Bird Watching Binoculars for Identifying Williamson’s Sapsuckers

The most common types of bird watching binoculars for viewing Williamson’s Sapsuckers are 8×21 binoculars and 10×42 binoculars. Bird Watching Academy & Camp sells really nice 8×21 binoculars and 10×42 binoculars. You can view and purchase them here.

Williamson’s Sapsucker Iron On Patches

Kids, Youth, and Adults love to collect our Bird Watching Academy & Camp iron-on patches. Our bird-watching patches help you keep track of the birds you have seen and identified. You can also display the patches on our Bird Watching Academy & Camp banners.

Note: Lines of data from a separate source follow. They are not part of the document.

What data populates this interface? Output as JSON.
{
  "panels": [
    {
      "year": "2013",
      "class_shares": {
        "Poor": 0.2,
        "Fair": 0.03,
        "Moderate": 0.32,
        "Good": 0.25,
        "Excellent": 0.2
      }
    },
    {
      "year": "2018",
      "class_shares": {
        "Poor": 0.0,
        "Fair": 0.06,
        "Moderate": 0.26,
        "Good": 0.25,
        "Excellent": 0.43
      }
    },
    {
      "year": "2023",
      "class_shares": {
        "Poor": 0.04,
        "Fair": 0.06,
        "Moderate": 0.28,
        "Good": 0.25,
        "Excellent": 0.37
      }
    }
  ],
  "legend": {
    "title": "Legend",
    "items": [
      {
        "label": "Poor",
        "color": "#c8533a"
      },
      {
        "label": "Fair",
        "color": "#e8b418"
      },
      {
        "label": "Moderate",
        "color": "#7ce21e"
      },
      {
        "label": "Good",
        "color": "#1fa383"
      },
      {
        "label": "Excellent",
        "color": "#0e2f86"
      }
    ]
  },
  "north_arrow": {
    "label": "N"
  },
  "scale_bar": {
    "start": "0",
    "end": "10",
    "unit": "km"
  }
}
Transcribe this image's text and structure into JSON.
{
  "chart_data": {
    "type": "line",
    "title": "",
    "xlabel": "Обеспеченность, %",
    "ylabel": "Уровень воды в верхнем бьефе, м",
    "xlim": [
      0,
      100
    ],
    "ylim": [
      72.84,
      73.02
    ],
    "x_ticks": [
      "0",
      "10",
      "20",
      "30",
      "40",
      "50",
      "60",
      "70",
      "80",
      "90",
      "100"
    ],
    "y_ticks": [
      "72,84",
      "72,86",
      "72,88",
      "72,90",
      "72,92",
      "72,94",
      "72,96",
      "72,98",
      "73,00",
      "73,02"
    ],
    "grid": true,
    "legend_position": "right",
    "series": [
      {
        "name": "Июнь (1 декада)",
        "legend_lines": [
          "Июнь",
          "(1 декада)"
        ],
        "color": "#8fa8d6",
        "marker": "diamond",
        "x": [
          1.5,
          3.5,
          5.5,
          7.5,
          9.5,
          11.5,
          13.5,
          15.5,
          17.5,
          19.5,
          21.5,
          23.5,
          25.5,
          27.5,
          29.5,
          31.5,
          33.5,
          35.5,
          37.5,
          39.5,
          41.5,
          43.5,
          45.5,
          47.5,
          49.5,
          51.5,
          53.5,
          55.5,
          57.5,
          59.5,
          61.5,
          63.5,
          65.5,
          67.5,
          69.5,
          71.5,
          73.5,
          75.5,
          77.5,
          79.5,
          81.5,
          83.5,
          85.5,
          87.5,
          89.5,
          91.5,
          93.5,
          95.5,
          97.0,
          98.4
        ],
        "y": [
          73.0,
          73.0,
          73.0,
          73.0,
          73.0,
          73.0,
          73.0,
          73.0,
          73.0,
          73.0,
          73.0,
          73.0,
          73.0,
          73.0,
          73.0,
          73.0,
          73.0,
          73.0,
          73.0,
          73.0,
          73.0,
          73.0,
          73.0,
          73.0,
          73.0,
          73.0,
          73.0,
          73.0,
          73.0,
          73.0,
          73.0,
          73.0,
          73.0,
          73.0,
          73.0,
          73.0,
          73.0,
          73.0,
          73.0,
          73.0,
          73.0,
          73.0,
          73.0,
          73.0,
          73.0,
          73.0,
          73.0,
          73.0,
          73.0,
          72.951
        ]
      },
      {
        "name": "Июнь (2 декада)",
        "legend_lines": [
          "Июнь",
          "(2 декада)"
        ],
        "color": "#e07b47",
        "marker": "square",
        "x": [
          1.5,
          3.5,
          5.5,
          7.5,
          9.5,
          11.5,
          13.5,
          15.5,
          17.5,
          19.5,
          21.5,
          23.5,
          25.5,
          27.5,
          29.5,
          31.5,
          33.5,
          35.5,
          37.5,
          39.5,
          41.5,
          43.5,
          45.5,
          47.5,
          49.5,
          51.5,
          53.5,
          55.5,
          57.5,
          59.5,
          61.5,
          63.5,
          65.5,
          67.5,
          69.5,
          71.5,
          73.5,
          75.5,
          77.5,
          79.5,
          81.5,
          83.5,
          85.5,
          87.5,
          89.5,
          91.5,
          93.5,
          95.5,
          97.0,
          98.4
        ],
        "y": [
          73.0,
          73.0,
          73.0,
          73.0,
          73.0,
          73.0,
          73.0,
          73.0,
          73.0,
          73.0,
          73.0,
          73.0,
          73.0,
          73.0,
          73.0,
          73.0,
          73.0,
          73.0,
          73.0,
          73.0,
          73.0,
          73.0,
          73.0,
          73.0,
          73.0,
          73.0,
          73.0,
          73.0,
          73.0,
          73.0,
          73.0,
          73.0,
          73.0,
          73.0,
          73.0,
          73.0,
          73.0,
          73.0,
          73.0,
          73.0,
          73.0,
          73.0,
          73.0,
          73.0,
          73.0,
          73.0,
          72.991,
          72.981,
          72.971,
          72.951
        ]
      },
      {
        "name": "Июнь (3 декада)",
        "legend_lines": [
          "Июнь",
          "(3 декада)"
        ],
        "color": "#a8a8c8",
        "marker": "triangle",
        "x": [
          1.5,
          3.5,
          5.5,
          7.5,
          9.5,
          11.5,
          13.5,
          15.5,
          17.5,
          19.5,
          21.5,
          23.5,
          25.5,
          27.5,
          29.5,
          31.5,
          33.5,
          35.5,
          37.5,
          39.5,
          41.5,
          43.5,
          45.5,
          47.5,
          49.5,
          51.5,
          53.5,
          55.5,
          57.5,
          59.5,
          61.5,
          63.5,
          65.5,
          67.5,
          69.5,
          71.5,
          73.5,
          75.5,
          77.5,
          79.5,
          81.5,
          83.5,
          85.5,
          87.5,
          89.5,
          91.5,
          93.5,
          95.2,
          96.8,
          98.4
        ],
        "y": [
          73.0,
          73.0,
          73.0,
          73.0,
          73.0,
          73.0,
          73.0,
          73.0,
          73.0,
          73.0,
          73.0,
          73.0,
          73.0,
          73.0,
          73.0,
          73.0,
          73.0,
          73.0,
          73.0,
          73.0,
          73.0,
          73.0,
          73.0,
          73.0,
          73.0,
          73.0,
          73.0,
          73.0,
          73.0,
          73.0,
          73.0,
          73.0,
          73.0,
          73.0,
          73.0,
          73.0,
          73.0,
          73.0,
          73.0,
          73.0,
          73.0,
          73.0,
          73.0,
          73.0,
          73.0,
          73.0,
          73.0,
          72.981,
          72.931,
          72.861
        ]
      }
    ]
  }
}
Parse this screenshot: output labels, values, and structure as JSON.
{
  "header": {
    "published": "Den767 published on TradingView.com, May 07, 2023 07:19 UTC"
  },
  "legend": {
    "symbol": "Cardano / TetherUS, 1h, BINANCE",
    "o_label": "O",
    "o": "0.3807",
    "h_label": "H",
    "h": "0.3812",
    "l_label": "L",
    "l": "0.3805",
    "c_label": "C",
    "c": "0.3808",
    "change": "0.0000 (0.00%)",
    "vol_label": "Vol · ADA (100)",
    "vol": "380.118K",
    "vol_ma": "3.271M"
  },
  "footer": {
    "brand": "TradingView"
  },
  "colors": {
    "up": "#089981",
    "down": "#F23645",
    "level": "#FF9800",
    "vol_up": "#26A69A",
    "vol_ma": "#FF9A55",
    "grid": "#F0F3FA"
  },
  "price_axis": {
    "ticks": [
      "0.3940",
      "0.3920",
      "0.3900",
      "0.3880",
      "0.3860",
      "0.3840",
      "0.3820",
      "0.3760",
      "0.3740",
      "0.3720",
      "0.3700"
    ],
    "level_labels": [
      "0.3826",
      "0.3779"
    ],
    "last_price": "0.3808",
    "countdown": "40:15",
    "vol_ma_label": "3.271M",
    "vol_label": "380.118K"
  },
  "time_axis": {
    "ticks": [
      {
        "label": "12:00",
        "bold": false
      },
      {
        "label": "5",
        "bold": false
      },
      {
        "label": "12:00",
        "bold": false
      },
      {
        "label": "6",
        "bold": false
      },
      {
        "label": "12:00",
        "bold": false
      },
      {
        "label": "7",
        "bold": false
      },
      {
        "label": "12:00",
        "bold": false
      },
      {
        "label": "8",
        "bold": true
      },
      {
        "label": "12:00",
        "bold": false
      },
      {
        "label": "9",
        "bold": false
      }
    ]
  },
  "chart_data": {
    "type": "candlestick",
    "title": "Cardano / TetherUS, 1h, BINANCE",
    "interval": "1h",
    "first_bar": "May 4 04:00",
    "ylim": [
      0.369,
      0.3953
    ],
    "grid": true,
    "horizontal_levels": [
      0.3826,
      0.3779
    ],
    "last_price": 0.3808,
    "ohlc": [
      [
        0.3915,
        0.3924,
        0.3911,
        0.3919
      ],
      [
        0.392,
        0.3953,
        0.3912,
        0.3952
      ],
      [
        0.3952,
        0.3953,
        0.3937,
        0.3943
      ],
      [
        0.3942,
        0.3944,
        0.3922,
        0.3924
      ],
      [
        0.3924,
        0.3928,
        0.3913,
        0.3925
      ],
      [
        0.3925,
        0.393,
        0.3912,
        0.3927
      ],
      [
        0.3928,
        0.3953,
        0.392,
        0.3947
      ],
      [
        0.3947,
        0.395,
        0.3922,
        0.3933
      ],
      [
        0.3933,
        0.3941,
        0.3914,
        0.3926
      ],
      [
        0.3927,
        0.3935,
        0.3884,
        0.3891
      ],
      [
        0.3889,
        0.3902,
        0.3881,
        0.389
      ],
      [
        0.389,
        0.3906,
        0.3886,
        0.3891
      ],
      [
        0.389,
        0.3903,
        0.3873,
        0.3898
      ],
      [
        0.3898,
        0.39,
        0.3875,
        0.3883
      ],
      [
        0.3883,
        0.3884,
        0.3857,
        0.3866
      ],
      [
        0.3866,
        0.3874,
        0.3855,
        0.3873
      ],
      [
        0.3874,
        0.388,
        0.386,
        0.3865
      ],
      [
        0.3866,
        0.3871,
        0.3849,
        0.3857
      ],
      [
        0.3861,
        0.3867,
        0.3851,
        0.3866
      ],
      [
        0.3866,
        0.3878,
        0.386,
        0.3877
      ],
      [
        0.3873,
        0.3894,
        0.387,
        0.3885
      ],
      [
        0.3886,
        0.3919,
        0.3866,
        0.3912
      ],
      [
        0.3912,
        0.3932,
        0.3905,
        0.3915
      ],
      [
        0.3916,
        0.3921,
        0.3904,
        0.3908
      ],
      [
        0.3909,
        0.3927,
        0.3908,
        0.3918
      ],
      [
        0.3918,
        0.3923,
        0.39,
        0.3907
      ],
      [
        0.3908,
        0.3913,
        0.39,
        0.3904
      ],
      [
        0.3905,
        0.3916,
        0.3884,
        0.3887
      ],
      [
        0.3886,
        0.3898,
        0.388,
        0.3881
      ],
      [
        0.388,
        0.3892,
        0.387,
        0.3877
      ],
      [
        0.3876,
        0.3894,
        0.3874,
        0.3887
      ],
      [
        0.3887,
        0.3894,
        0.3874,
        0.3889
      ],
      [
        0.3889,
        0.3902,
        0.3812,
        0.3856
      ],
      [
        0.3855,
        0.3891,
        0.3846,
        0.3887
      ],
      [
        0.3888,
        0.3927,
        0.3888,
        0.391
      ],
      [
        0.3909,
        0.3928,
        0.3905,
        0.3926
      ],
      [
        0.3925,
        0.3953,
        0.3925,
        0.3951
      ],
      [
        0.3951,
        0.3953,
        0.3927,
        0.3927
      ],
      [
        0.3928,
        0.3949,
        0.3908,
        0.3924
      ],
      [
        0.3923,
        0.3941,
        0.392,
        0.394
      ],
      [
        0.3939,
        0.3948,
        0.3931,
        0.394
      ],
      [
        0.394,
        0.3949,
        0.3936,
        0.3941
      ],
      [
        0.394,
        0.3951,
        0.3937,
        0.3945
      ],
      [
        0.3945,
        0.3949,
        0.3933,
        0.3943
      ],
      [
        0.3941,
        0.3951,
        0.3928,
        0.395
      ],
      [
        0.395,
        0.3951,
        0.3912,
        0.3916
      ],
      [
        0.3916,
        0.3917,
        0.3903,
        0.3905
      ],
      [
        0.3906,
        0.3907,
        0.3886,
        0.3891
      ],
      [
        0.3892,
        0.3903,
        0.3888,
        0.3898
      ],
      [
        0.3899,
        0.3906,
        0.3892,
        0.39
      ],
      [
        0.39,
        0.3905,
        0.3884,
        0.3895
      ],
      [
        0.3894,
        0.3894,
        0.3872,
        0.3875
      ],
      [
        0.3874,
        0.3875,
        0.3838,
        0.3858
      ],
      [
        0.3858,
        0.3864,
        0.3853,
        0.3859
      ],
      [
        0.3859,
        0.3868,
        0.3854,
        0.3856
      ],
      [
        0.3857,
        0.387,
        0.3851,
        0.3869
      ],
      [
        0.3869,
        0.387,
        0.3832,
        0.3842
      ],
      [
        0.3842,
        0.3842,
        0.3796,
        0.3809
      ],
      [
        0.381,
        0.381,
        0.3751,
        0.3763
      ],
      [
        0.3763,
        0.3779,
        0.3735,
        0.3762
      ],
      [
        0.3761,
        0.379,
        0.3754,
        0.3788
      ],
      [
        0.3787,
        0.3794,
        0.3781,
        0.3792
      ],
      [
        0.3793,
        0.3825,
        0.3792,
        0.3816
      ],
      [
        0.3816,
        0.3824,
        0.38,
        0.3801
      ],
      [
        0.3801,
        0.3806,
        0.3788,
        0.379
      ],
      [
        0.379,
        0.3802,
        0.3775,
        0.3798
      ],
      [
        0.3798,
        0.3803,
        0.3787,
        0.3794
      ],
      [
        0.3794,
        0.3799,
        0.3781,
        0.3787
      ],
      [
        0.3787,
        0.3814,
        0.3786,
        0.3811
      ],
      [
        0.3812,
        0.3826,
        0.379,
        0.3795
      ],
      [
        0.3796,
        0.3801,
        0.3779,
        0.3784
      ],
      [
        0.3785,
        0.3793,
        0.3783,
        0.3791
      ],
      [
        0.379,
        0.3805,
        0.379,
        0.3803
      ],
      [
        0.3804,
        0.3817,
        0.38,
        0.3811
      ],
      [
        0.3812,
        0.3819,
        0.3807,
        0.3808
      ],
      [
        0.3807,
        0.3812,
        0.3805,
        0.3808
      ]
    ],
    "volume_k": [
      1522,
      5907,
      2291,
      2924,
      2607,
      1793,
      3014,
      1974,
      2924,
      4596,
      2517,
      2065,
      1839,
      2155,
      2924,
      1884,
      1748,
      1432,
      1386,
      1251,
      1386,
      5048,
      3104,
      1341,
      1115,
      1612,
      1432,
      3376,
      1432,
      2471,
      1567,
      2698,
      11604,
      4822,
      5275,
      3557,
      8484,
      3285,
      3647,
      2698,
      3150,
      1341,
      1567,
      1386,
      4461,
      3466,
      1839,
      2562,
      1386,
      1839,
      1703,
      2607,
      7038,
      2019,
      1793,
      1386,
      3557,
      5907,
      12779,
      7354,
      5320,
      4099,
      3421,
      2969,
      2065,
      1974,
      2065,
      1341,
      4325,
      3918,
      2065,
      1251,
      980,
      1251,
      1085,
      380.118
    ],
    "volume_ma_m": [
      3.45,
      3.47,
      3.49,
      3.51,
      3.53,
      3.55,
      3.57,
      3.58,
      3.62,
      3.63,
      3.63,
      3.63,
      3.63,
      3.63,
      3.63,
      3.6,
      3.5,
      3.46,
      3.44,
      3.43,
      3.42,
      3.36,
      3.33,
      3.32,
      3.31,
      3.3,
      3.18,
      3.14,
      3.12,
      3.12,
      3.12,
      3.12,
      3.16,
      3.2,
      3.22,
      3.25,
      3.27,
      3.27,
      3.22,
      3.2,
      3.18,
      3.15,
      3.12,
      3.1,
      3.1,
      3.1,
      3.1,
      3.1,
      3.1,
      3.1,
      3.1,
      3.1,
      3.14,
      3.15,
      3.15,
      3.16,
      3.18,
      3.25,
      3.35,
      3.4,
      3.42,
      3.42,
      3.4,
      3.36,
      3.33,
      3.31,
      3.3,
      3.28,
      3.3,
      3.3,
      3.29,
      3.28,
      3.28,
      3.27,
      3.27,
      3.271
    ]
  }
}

The Cooper’s Hawk is a great iron-on patch to start your collection with. The patches are durable and can be sewn on or ironed on to just about anything.

Williamson’s Sapsucker Stickers

Stickers are a great way for you to display your love for bird watching and the Williamson’s Sapsucker. We sell a monthly subscription sticker pack. The sticker packs have 12 bird stickers. These sticker packs will help your kids learn new birds every month.

Bird Feeders For Williamson’s Sapsuckers

There are many types of bird feeders. Here are our favorite bird feeders for your backyard. We use all of these bird feeders currently. Kids will have a great time watching birds eat at these bird feeders. Using this collection of bird feeders will provide a wide variety and many types of birds.

Best Bird Houses For Williamson’s Sapsuckers

There are many types of bird houses. Building a bird house is always fun but can be frustrating. Getting a bird house for kids to watch birds grow is always fun. If you spend a little extra money on bird houses, it will be well worth every penny and they’ll look great.